Le Gouvernement belge, sans froisser aucune susceptibilité, sauvegarda en son intégrité notre Constitution internationale contre toutes les interprétations qui pouvaient y porter atteinte, affirma l'énergique volonté de notre peuple de vivre par lui-même et pour lui-même, et sut mettre pratiquement en lumière la convergence de nos intérêts et de nos droits avec l'intérêt des autres Puis

sances.

Quand le péril qui menaçait la paix européenne fut conjuré, la ferme et loyale attitude prise par la Belgique fut universellement appréciée. Le principe essentiel de notre Constitution internationale se trouva mis en valeur auprès des grandes Puissances. Et d'autre part, l'envoyé des Pays-Bas à Paris, le général Fage, constatant le lien de commune sécurité qui rapprochait nos deux pays, était amené à dire à M. Lehon :

Savez-vous qu'avec ce système loyalement mis en action, l'existence de la Belgique comme État indépendant offre un grand avantage à la Hollande? Elle devient pour nous

un rempart élevé et garanti par l'Europe elle-même, rempart plus protecteur mille fois que tous les traités de réunion et de barrière (1).
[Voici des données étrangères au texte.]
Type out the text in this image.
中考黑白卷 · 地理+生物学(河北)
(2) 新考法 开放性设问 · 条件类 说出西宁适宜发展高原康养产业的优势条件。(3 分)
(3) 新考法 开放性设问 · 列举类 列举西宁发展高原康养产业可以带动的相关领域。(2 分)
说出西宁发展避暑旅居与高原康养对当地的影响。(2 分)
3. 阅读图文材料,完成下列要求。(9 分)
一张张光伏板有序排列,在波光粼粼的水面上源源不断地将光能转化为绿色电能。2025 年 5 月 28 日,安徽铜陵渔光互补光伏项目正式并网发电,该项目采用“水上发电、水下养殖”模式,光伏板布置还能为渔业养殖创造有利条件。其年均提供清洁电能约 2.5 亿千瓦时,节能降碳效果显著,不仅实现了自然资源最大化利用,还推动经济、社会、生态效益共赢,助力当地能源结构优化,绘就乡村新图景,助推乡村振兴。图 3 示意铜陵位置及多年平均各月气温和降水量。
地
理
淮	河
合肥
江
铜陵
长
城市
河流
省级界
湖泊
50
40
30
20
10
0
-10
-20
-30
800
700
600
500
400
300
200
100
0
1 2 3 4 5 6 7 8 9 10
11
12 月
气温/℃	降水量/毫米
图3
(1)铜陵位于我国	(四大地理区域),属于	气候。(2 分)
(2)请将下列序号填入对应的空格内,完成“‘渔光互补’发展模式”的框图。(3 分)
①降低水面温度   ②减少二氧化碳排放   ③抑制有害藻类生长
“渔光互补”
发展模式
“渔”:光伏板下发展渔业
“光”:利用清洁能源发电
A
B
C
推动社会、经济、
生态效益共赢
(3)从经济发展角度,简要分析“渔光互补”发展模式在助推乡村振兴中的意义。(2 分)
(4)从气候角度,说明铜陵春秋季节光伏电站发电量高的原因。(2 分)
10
Seconde phase: L'affermissement de notre Constitution internationale sur la base de nos institutions nationales consolidées par l'épreuve.

La Révolution de 1848 fut pour la Belgique l'occasion d'affermir le principe régulateur de sa Constitution internationale et de montrer en même temps la vitalité et la stabilité de ses institutions nationales. Durant la première période de cette révolution, le Gouvernement profita des gages de modération et de paix donnés par M. de Lamartine pour consolider notre situation vis-à-vis de la France. Les principes directeurs de la politique belge dans ces circonstances furent exposés comme suit, le 1er mars, à la Chambre des Représentants, par M. D'Hoffschmidt, Ministre des Affaires étrangères :

La politique du Gouvernement dans les circonstances graves où nous nous trouvons ne peut être guidée que par les intérêts de la nation; elle ne peut être basée que sur la position que les traités lui ont faite.

La Belgique n'a point à intervenir dans les affaires des autres pays ni à s'occuper de la forme de gouvernement qu'il leur convient d'adopter.

Maintenir l'indépendance nationale, l'intégrité du territoire, la neutralité politique qui lui est garantie, les institutions libérales que la Belgique s'est si glorieusement données telle est la règle de conduite que s'est tracée le Gouvernement; et il a la conviction profonde de s'appuyer ainsi sur le sentiment des Chambres et de la nation tout entière.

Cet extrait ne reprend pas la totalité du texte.